Multivariate time series analysis considers more than one time series at the same time. It is a branch of multivariate statistical analysis, but deals specifically with dependent data. In general, it is much more complex than univariate time series analysis, especially when the number of series considered is large. In this book, we examine this more complex statistical analysis because in real life decisions often involve multiple interrelated factors or variables. Understanding the relationships between these factors and providing accurate estimates of these variables is valuable in decision making.

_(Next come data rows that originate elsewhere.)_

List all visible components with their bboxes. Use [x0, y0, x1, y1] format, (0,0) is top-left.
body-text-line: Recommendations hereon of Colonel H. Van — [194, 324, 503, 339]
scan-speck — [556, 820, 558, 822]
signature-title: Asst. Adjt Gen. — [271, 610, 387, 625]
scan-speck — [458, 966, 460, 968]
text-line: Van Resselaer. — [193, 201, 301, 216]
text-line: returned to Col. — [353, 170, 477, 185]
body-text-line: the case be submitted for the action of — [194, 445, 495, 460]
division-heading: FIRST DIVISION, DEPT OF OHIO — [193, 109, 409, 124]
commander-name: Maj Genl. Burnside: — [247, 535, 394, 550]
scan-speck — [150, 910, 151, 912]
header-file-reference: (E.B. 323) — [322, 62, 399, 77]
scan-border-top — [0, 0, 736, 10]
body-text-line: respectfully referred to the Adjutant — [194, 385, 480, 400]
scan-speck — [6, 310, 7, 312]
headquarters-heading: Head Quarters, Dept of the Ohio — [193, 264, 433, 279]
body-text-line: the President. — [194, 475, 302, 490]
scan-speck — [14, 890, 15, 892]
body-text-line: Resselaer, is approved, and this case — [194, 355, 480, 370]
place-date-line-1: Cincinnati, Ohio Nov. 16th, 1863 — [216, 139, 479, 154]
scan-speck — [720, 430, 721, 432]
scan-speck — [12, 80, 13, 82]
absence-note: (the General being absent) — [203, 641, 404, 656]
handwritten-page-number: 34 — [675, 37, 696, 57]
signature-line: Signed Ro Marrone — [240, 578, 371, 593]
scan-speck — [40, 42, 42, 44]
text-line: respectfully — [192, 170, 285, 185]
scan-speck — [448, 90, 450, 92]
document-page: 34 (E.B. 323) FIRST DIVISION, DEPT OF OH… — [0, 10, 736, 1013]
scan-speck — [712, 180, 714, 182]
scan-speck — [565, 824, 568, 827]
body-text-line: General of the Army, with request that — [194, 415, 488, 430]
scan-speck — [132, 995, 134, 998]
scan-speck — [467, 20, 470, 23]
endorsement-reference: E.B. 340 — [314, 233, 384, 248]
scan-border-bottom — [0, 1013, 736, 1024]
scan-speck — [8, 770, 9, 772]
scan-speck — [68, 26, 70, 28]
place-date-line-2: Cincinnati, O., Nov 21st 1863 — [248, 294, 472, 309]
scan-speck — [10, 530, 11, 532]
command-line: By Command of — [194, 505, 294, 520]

Multivariate linear regression models: statistical multi-factor models, transfer function models, multi-factor financial asset pricing models: Fama-French, Carhart etc.

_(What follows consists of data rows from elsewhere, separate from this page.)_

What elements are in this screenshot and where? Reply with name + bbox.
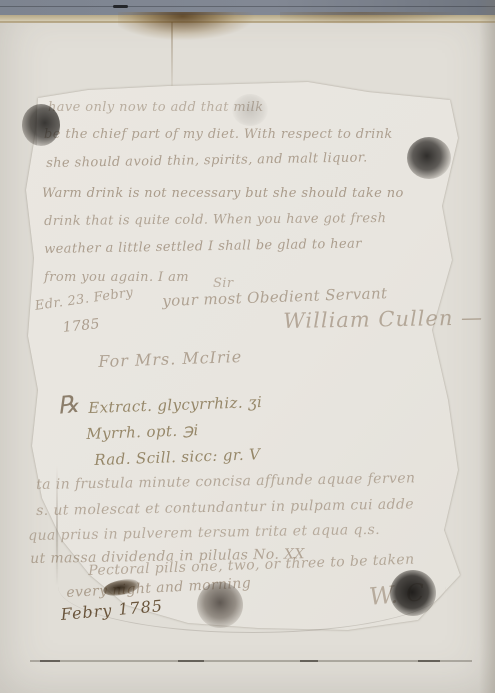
ink-blot-bottom-center xyxy=(197,582,243,628)
page-bottom-edge-dash xyxy=(418,660,440,662)
ink-blot-right xyxy=(407,137,451,179)
page-bottom-edge-dash xyxy=(178,660,204,662)
rx-symbol: ℞ xyxy=(56,390,81,420)
letter-line: drink that is quite cold. When you have … xyxy=(44,211,386,229)
letter-line: from you again. I am xyxy=(44,270,189,285)
ink-blot-top-left xyxy=(22,104,60,146)
page-bottom-edge-dash xyxy=(40,660,60,662)
page-bottom-edge-line xyxy=(30,660,472,662)
faint-smudge-top-center xyxy=(232,94,268,126)
page-right-shading xyxy=(479,0,495,693)
backdrop-speck xyxy=(113,5,128,8)
ink-blot-bottom-right xyxy=(390,570,436,616)
letter-line: Warm drink is not necessary but she shou… xyxy=(42,186,404,201)
backdrop-hairline xyxy=(0,6,495,7)
scorch-stain-right xyxy=(280,12,480,28)
scorch-stain xyxy=(118,12,288,64)
letter-line: be the chief part of my diet. With respe… xyxy=(44,127,393,142)
letter-photograph: have only now to add that milk be the ch… xyxy=(0,0,495,693)
page-bottom-edge-dash xyxy=(300,660,318,662)
signature-william-cullen: William Cullen — xyxy=(283,306,483,333)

Vector Autoregressive (VAR) and Vector Autoregressive Moving Average (VARMA) processes: basic assumptions and features, model selection criteria, estimation methods, estimation, VAR and VARMA models and structural analysis: Granger causality analysis, impulse response analysis, estimation error variance decomposition.
Cointegration processes, common stochastic trends, Vector Error Correction Models (VECM): cointegration tests (Johansen, Granger etc.), definition and model selection for VECM, estimation with VECM, structural analysis with VECM.
Multiple volatility and multivariate conditional variance (MGARCH) processes: MGARCH model types (CCC, DCC, BEKK), definitions and properties, estimation and estimation methods, volatility spillover effect.